Gambar. 5. Struktur dari sebuah Kompleks Enzim-Substrat. (Kiri) Enzim sitokrom P-450 diilustrasikan terikat pada kamper substrat nya. (Kanan) Pada situs aktif, substrat dikelilingi oleh residu dari enzim. Perhatikan juga adanya kofaktor heme.

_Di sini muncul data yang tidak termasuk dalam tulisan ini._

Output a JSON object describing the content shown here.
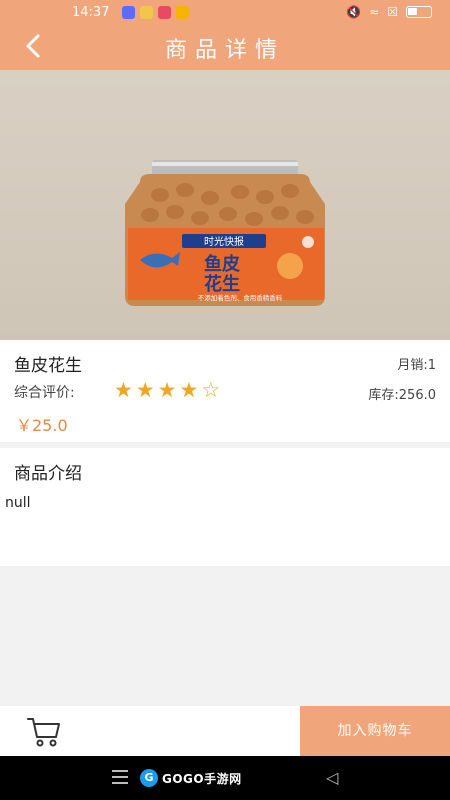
{
  "status_bar": {
    "time": "14:37",
    "app_colors": [
      "#5c6cff",
      "#f3c64b",
      "#e84a5f",
      "#f5b400"
    ]
  },
  "header": {
    "back_icon": "chevron-left-icon",
    "title": "商品详情",
    "background": "#f0a57a"
  },
  "product": {
    "image_label_brand": "时光快报",
    "image_label_name_line1": "鱼皮",
    "image_label_name_line2": "花生",
    "image_label_slogan": "不添加着色剂、食用香精香料",
    "name": "鱼皮花生",
    "monthly_sales": "月销:1",
    "rating_label": "综合评价:",
    "rating": 4,
    "rating_max": 5,
    "stock": "库存:256.0",
    "price": "￥25.0",
    "price_color": "#e8893f"
  },
  "intro": {
    "title": "商品介绍",
    "body": "null"
  },
  "action_bar": {
    "cart_icon": "cart-icon",
    "add_to_cart_label": "加入购物车"
  },
  "system_nav": {
    "logo_text": "GOGO手游网"
  }
}
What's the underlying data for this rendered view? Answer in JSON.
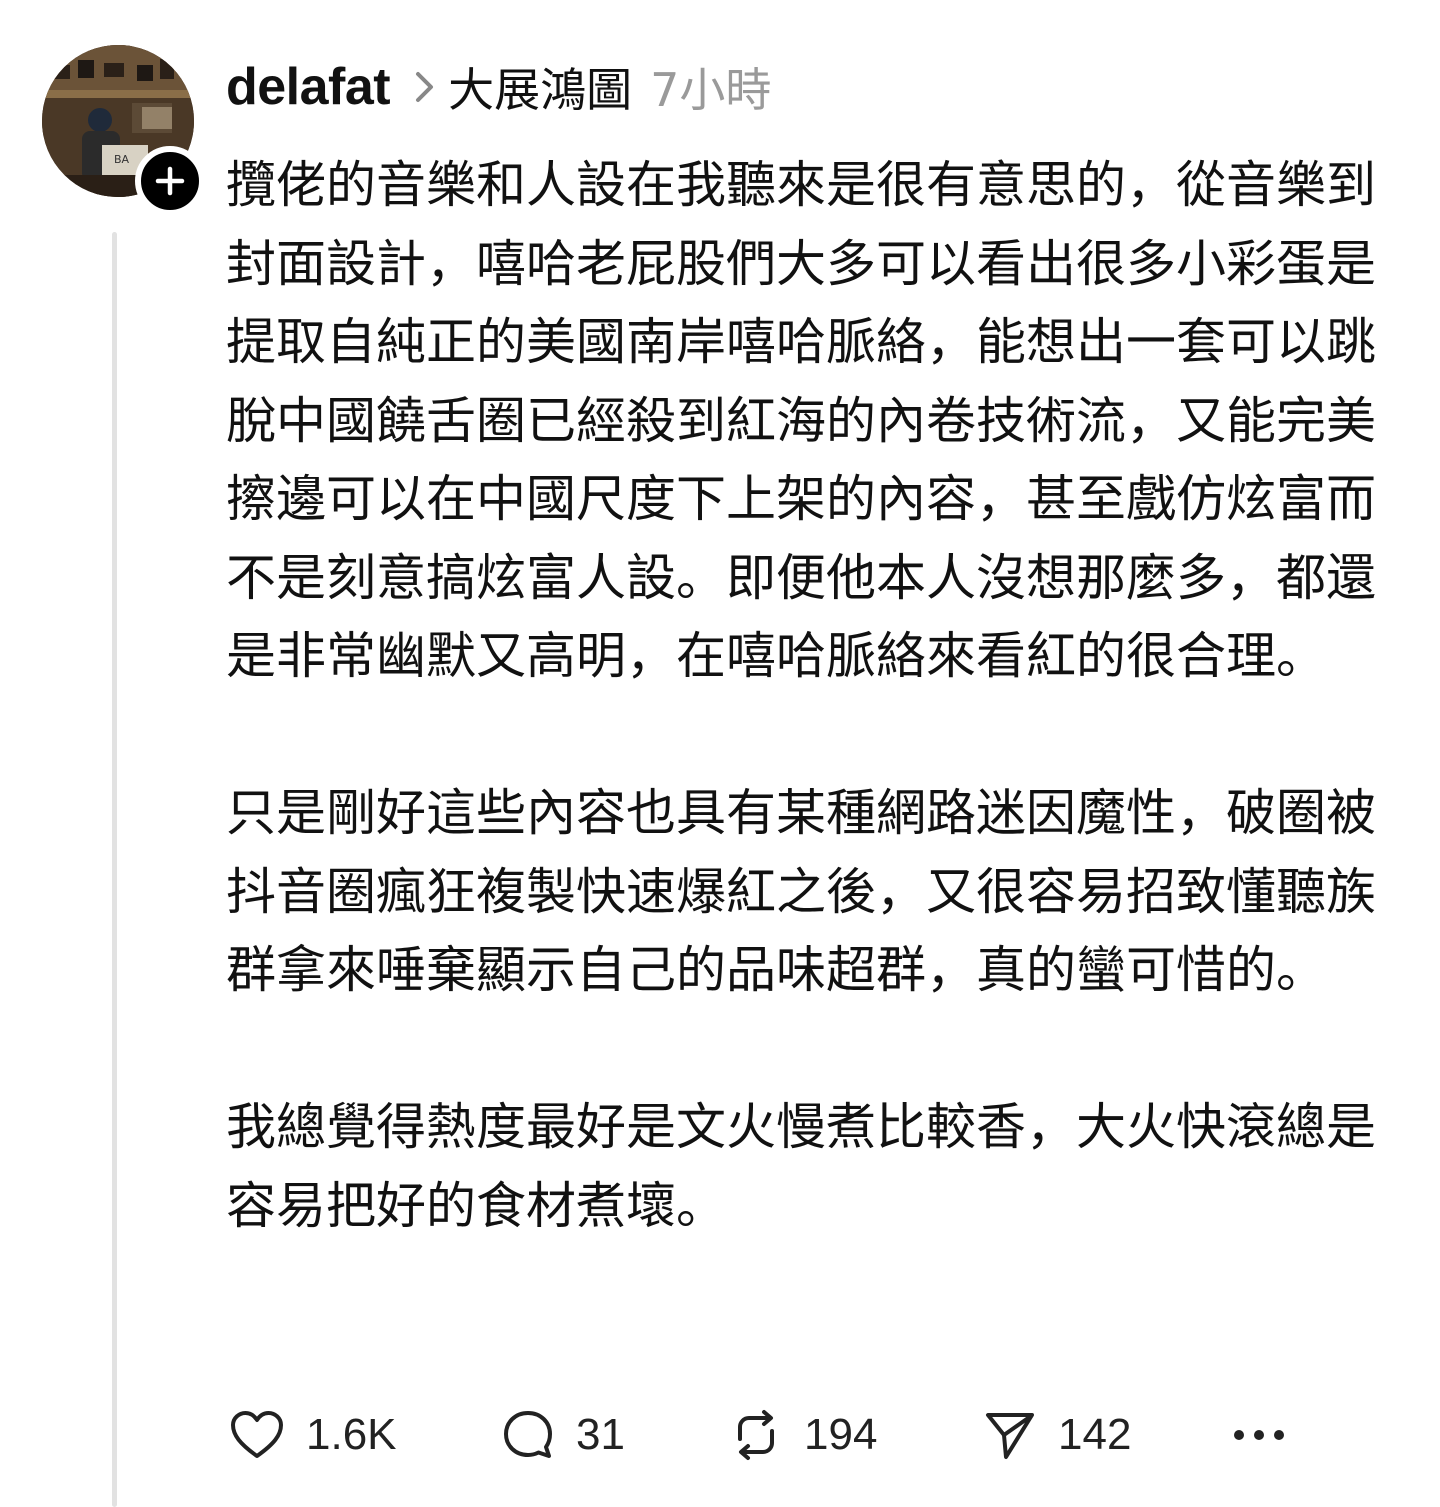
{
  "post": {
    "username": "delafat",
    "topic": "大展鴻圖",
    "timestamp": "7小時",
    "paragraphs": [
      "攬佬的音樂和人設在我聽來是很有意思的，從音樂到封面設計，嘻哈老屁股們大多可以看出很多小彩蛋是提取自純正的美國南岸嘻哈脈絡，能想出一套可以跳脫中國饒舌圈已經殺到紅海的內卷技術流，又能完美擦邊可以在中國尺度下上架的內容，甚至戲仿炫富而不是刻意搞炫富人設。即便他本人沒想那麼多，都還是非常幽默又高明，在嘻哈脈絡來看紅的很合理。",
      "只是剛好這些內容也具有某種網路迷因魔性，破圈被抖音圈瘋狂複製快速爆紅之後，又很容易招致懂聽族群拿來唾棄顯示自己的品味超群，真的蠻可惜的。",
      "我總覺得熱度最好是文火慢煮比較香，大火快滾總是容易把好的食材煮壞。"
    ]
  },
  "actions": {
    "likes": "1.6K",
    "replies": "31",
    "reposts": "194",
    "shares": "142"
  },
  "icons": {
    "like": "heart-icon",
    "reply": "speech-bubble-icon",
    "repost": "repost-icon",
    "share": "send-icon",
    "more": "more-dots-icon",
    "follow": "plus-icon",
    "chevron": "chevron-right-icon"
  },
  "colors": {
    "text": "#111111",
    "muted": "#9a9a9a",
    "thread_line": "#e2e2e2",
    "badge": "#000000"
  }
}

3. Karakteristik spektroskopi dari perubahan banyak enzim dan substrat pada pembentukan kompleks ES. Ini perubahan yang sangat mencolok jika enzim mengandung kelompok prostetik berwarna. Triptofan sintetase, suatu bakteri enzim yang mengandung fosfat piridoksal (PLP) kelompok prostetik, memberikan ilustrasi yang bagus. Enzim ini mengkatalisis sintesis l-triptofan dari l-serin dan turunan indole. Penambahan L-serin untuk enzim menghasilkan peningkatan fluoresensi kelompok PLP (Gambar. 6). Penambahan berikutnya pada indole, yang substrat kedua, mengurangi fluoresensi ke tingkat yang lebih rendah dari enzim saja. Jadi, spektroskopi fluoresensi mengungkapkan adanya sebuah kompleks enzim-serin dan kompleks enzim-serin-indol. Lain spektroskopi teknik, seperti resonansi magnetik nuklir (NMR) dan resonansi spin elektron (SEM), juga sangat informatif tentang gambaran interaksi ES.

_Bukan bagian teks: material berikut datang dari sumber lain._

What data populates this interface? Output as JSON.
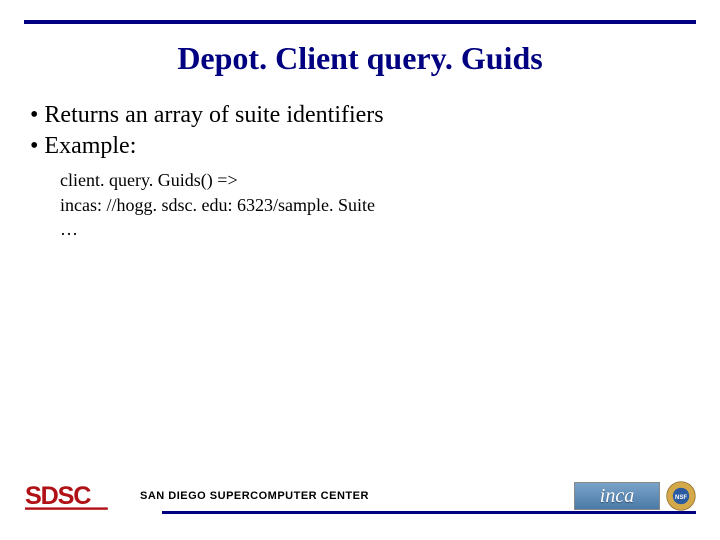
{
  "title": "Depot. Client query. Guids",
  "bullets": [
    "Returns an array of suite identifiers",
    "Example:"
  ],
  "code": {
    "line1": "client. query. Guids() =>",
    "line2": "incas: //hogg. sdsc. edu: 6323/sample. Suite",
    "line3": "…"
  },
  "footer": {
    "org_text": "SAN DIEGO SUPERCOMPUTER CENTER",
    "sdsc_logo_text": "SDSC",
    "inca_logo_text": "inca"
  },
  "colors": {
    "accent": "#000080",
    "sdsc_red": "#B01116"
  }
}
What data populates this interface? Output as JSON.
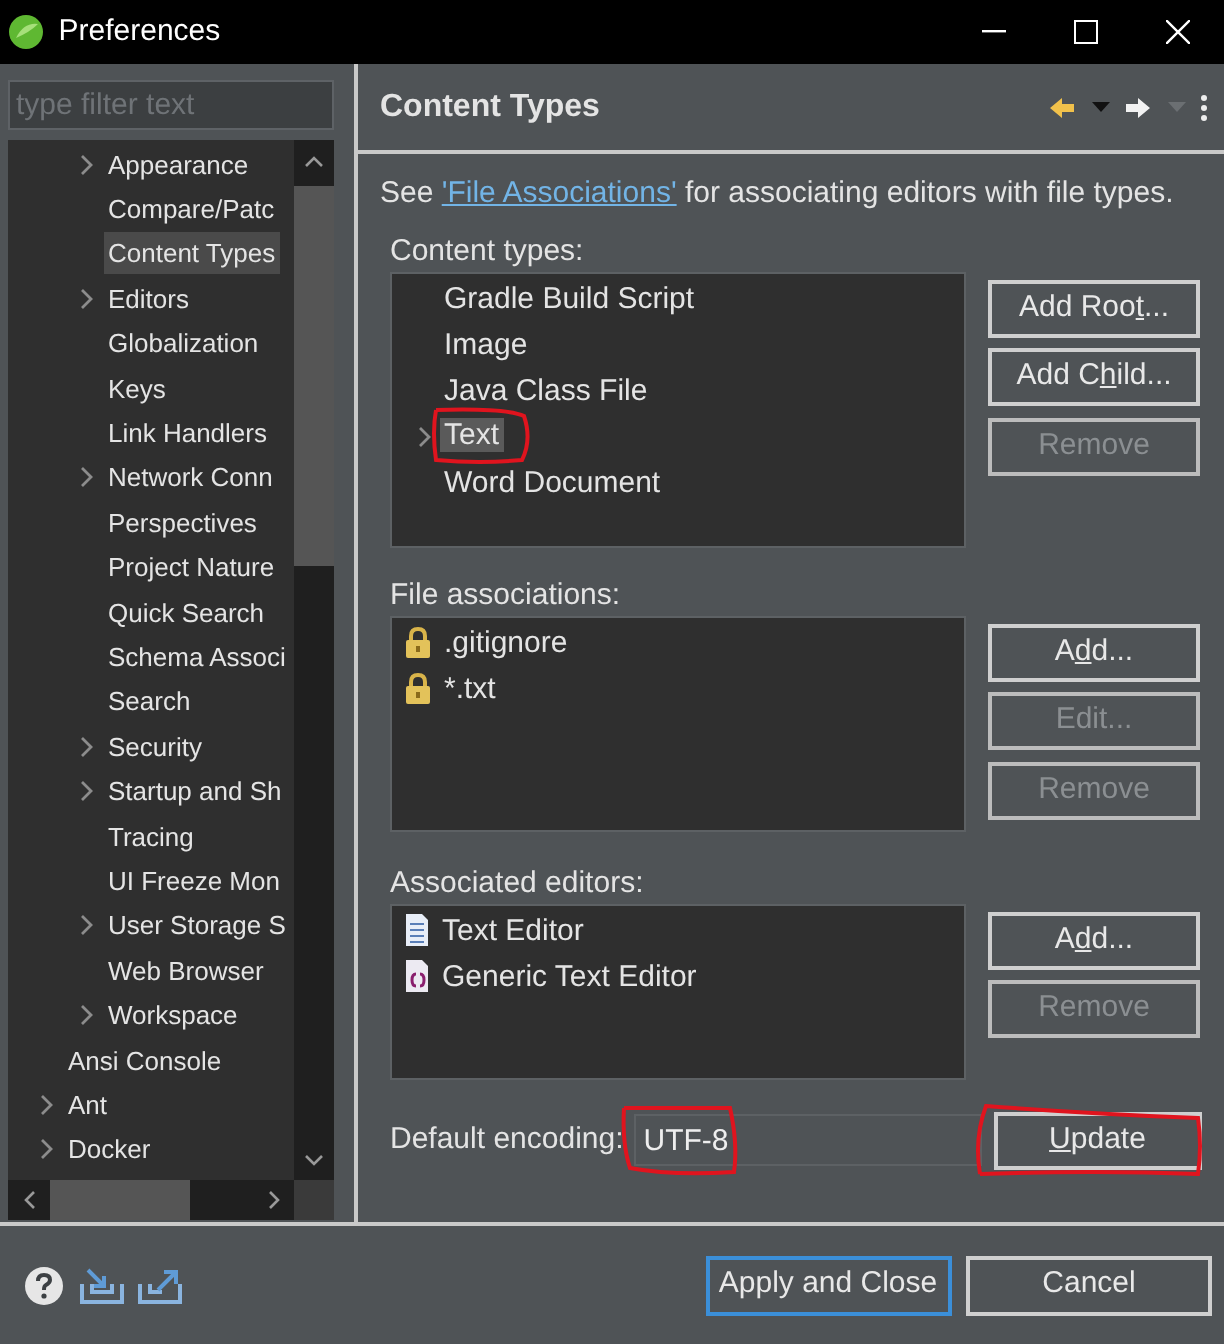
{
  "window": {
    "title": "Preferences"
  },
  "filter": {
    "placeholder": "type filter text"
  },
  "sidebar": {
    "items": [
      {
        "children": [
          {
            "label": "Appearance",
            "expanded": false,
            "selected": false
          },
          {
            "label": "Compare/Patc",
            "selected": false
          },
          {
            "label": "Content Types",
            "selected": true
          },
          {
            "label": "Editors",
            "expanded": false,
            "selected": false
          },
          {
            "label": "Globalization",
            "selected": false
          },
          {
            "label": "Keys",
            "selected": false
          },
          {
            "label": "Link Handlers",
            "selected": false
          },
          {
            "label": "Network Conn",
            "expanded": false,
            "selected": false
          },
          {
            "label": "Perspectives",
            "selected": false
          },
          {
            "label": "Project Nature",
            "selected": false
          },
          {
            "label": "Quick Search",
            "selected": false
          },
          {
            "label": "Schema Associ",
            "selected": false
          },
          {
            "label": "Search",
            "selected": false
          },
          {
            "label": "Security",
            "expanded": false,
            "selected": false
          },
          {
            "label": "Startup and Sh",
            "expanded": false,
            "selected": false
          },
          {
            "label": "Tracing",
            "selected": false
          },
          {
            "label": "UI Freeze Mon",
            "selected": false
          },
          {
            "label": "User Storage S",
            "expanded": false,
            "selected": false
          },
          {
            "label": "Web Browser",
            "selected": false
          },
          {
            "label": "Workspace",
            "expanded": false,
            "selected": false
          }
        ]
      },
      {
        "label": "Ansi Console",
        "selected": false
      },
      {
        "label": "Ant",
        "expanded": false,
        "selected": false
      },
      {
        "label": "Docker",
        "expanded": false,
        "selected": false
      }
    ]
  },
  "page": {
    "title": "Content Types",
    "intro_before": "See ",
    "intro_link": "'File Associations'",
    "intro_after": " for associating editors with file types.",
    "sections": [
      {
        "label": "Content types:",
        "items": [
          {
            "text": "Gradle Build Script",
            "selected": false
          },
          {
            "text": "Image",
            "selected": false
          },
          {
            "text": "Java Class File",
            "selected": false
          },
          {
            "text": "Text",
            "expanded": false,
            "selected": true,
            "circled": true
          },
          {
            "text": "Word Document",
            "selected": false
          }
        ],
        "buttons": [
          {
            "label": "Add Roo",
            "mnemonic": "t",
            "label_after": "...",
            "disabled": false
          },
          {
            "label": "Add C",
            "mnemonic": "h",
            "label_after": "ild...",
            "disabled": false
          },
          {
            "label": "Remove",
            "disabled": true
          }
        ]
      },
      {
        "label": "File associations:",
        "items": [
          {
            "text": ".gitignore",
            "kind": "locked",
            "selected": false
          },
          {
            "text": "*.txt",
            "kind": "locked",
            "selected": false
          }
        ],
        "buttons": [
          {
            "label": "A",
            "mnemonic": "d",
            "label_after": "d...",
            "disabled": false
          },
          {
            "label": "Edit...",
            "disabled": true
          },
          {
            "label": "Remove",
            "disabled": true
          }
        ]
      },
      {
        "label": "Associated editors:",
        "items": [
          {
            "text": "Text Editor",
            "kind": "text-editor",
            "selected": false
          },
          {
            "text": "Generic Text Editor",
            "kind": "generic-editor",
            "selected": false
          }
        ],
        "buttons": [
          {
            "label": "A",
            "mnemonic": "d",
            "label_after": "d...",
            "disabled": false
          },
          {
            "label": "Remove",
            "disabled": true
          }
        ]
      }
    ],
    "encoding": {
      "label": "Default encoding:",
      "value": "UTF-8",
      "circled": true
    },
    "update_button": {
      "mnemonic": "U",
      "label_after": "pdate",
      "circled": true
    }
  },
  "footer": {
    "buttons": [
      {
        "label": "Apply and Close",
        "default": true
      },
      {
        "label": "Cancel",
        "default": false
      }
    ]
  }
}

Gambar. 6. Perubahan spektroskopi Karakteristik dengan Pembentukan sebuah Kompleks Enzim-Substrat. Intensitas fluoresensi kelompok fosfat piridoksal di situs aktif perubahan sintetase triptofan pada penambahan serin dan indole, substrat.

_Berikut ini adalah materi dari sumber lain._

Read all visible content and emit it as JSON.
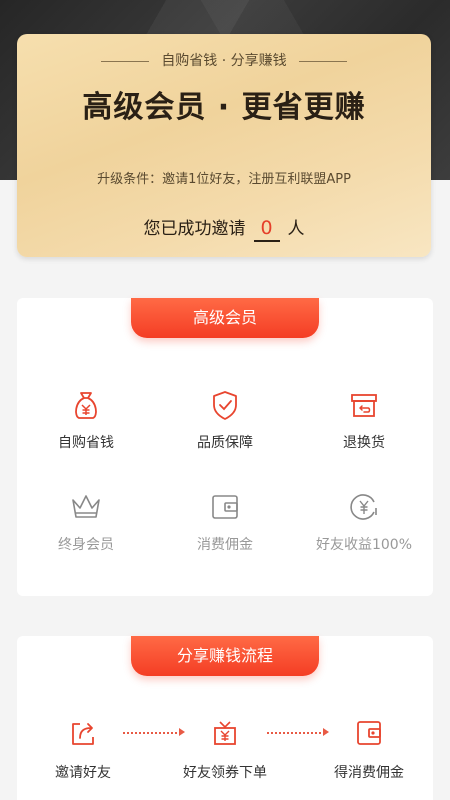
{
  "header": {
    "subtitle": "自购省钱 · 分享赚钱",
    "title": "高级会员 · 更省更赚",
    "condition": "升级条件：邀请1位好友，注册互利联盟APP",
    "invite_prefix": "您已成功邀请",
    "invite_count": "0",
    "invite_suffix": "人"
  },
  "vip_panel": {
    "ribbon": "高级会员",
    "items": [
      {
        "label": "自购省钱",
        "icon": "money-bag-icon",
        "active": true
      },
      {
        "label": "品质保障",
        "icon": "shield-check-icon",
        "active": true
      },
      {
        "label": "退换货",
        "icon": "return-box-icon",
        "active": true
      },
      {
        "label": "终身会员",
        "icon": "crown-icon",
        "active": false
      },
      {
        "label": "消费佣金",
        "icon": "wallet-icon",
        "active": false
      },
      {
        "label": "好友收益100%",
        "icon": "yen-coin-icon",
        "active": false
      }
    ]
  },
  "flow_panel": {
    "ribbon": "分享赚钱流程",
    "steps": [
      {
        "label": "邀请好友",
        "icon": "share-icon"
      },
      {
        "label": "好友领券下单",
        "icon": "coupon-gift-icon"
      },
      {
        "label": "得消费佣金",
        "icon": "wallet-icon"
      }
    ]
  },
  "colors": {
    "accent": "#f43d24",
    "gold": "#f0d39c",
    "dark": "#2a2a2a"
  }
}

3.2. Situs aktif Enzim Memiliki Beberapa Fitur Umum

Situs aktif enzim adalah daerah yang mengikat substrat (dan kofaktor, jika ada). Hal ini juga berisi residu yang secara langsung berpartisipasi dalam membuat danmemutuskan ikatan. Residu ini disebut kelompok katalitik. Pada dasarnya, interaksi antara enzim dan substrat di situs aktif mempromosikan pembentukan keadaan transisi. Situs aktif adalah wilayah enzim yang paling langsung menurunkan ΔG reaksi, yang menghasilkan peningkatan tingkat karakteristik aksi enzim. Meskipun enzim berbeda dalam struktur, spesifisitas, dan modus katalisis, sebuah jumlah generalisasi tentang situs aktif mereka dapat dinyatakan: sebagai berikut:

1.      Situs aktif adalah tiga-dimensi yang dibentuk oleh kelompok-kelompok cacat yang berasal dari bagian-bagian yang berbeda dari urutan asam amino, residu dalam urutan jauh dapat berinteraksi lebih kuat dari residu yang berdekatan di urutan asam amino. Dalam lisozim, enzim yang mendegradasi dinding sel dari beberapa bakteri, yang penting kelompok situs aktif merupakan kontribusi dari residu bernomor 35, 52, 62, 63, 101, dan 108 dalam urutan 129 asam amino (Gambar. 7).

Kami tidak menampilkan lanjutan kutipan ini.